INTRODUCTION: Efflux pump systems constitute a major means of intrinsic resistance in Escherichia coli. AcrEF-TolC pump is known to exhibit higher expression level in quinolone resistant isolates. However, the transcriptional response of this pump is yet to be known when exposed to quinolone and other group of antibiotics. OBJECTIVE: The present study analyses the transcriptional response of AcrEF-TolC in the presence of quinolones and carbapenems. METHODOLOGY: A total of 167 non-duplicate clinical isolates from Silchar medical college and Hospital, Silchar, India were included in this study. Of which 27 were devoid of any carbapenemase activity and among them 13 isolates showed overexpression of AcrE and AcrF gene. Transcriptional response of AcrE was directly proportional to increasing concentration of levofloxacin and ofloxacin. However, the response of AcrE and AcrF was inconsistent with carbapenems. RESULT: The study isolates showed susceptibility towards amikacin (68.4%), gentamicin (59.6%), cefepime (52.7%) and pipercillin/tazobactam (48.3%). The present investigation highlights that apart from qnr genes and mutational changes in gyr region, AcrEF-TolC plays a major role in fluoroquinolone resistance in this part of the world. CONCLUSION: Upregulation of AcrE in the presence of levofloxacin and ofloxacin warrants further investigation to establish their active role in efflux of this drug.

IncX3 plasmid mediated occurrence of blaNDM-4 within Escherichia coli ST448 from India.
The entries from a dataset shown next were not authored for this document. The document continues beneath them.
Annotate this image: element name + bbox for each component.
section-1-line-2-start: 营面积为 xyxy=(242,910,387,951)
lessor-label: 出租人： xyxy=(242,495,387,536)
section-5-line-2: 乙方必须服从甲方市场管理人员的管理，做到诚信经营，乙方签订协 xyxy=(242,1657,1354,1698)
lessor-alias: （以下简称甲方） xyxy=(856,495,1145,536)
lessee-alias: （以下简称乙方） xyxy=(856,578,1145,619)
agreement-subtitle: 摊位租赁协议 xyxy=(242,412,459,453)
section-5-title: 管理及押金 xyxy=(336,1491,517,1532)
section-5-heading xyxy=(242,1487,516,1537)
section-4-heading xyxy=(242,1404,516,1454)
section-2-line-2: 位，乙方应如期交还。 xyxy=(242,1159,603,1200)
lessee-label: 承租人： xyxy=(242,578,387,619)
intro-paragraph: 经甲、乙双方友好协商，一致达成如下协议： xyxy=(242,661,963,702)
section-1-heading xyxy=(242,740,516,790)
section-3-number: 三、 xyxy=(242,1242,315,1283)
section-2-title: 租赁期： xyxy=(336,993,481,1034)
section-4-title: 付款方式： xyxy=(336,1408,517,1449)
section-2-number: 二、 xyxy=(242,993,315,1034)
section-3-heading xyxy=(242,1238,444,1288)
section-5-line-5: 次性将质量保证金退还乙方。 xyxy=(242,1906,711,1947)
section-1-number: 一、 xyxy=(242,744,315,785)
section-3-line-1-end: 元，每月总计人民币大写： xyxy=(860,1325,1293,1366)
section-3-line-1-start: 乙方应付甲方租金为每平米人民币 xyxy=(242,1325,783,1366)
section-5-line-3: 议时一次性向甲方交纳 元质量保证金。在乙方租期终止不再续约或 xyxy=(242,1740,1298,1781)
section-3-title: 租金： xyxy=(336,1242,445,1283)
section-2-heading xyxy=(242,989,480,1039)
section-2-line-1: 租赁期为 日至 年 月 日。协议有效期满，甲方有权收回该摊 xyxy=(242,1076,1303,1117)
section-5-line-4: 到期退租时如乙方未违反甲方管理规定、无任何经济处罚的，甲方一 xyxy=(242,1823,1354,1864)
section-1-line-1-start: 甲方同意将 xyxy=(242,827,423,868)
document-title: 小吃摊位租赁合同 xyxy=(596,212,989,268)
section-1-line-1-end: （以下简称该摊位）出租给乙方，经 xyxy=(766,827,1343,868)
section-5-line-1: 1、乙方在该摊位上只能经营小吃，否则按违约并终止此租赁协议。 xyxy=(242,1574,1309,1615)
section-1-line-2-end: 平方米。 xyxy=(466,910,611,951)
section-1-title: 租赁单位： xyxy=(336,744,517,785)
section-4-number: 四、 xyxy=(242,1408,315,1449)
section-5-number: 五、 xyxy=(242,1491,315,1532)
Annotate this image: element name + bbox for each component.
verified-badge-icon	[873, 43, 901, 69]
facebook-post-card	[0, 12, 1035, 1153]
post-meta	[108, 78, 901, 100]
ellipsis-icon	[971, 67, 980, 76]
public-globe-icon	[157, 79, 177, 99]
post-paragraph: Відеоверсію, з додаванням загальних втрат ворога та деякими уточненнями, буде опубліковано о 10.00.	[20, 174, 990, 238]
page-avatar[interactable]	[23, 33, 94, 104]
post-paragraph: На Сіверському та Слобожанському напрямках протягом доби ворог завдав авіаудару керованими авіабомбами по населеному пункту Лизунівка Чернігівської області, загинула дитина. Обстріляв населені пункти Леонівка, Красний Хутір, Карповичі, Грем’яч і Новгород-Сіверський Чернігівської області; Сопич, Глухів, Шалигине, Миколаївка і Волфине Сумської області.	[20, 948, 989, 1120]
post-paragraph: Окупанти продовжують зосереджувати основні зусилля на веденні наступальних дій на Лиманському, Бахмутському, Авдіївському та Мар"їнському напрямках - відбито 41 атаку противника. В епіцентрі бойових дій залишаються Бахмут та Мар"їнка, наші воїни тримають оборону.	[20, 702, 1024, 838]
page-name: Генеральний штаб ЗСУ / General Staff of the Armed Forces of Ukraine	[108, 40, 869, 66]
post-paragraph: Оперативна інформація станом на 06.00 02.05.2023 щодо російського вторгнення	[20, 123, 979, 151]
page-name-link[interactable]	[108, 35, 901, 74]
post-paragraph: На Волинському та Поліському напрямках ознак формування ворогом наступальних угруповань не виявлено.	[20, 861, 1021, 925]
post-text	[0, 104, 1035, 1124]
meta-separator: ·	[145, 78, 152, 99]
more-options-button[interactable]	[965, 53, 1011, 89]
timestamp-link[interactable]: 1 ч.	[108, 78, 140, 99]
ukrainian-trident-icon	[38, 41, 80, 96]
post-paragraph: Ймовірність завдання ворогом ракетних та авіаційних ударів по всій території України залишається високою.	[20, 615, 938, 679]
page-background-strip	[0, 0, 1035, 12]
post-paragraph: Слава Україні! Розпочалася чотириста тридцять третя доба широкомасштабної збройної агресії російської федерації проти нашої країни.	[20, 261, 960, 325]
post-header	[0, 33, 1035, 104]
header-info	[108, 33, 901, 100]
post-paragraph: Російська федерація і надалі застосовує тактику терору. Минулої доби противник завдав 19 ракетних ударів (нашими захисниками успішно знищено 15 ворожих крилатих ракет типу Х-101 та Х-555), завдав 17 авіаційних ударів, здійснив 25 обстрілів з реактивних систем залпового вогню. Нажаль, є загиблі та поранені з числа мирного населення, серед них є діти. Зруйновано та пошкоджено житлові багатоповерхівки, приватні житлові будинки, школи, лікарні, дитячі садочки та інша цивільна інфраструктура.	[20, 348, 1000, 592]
This study was designed to investigate blaNDM-4 encoded within IncX3 type plasmid and their copy number alteration under carbapenem pressure within clinical isolates of Escherichia coli. NDM-4 producing E. coli isolates were collected from an Indian hospital and transferability as well as plasmid incompatibility typing was determined. Genetic environment and antibiogram profiling was carried out. Quantitative Real Time PCR was done to determine the change in plasmid copy number under concentration gradient carbapenem stress. Multilocus sequence typing and pulsed field gel electrophoresis was performed for typing of isolates. Four multidrug resistant isolates were found to harbour transconjugable blaNDM-4 carrying within IncX3 type plasmid. The blaNDM-4 was flanked by insertion sequences ISAba125 and IS5 in the upstream region whereas bleMBL was present in the downstream area. Copy number results indicated that the blaNDM-4 gene was maintained high in plasmid under exposure of ertapenem. All the strains belonged to ST448 and PFGE analysis revealed three different pulsotypes. This is the first report of blaNDM-4 encoded IncX3 type plasmid in E. coli of ST448 and needs a systematic screening policy to rapid detection of NDM-4 poducing strains to prevent dissemination of this resistant determinant in future.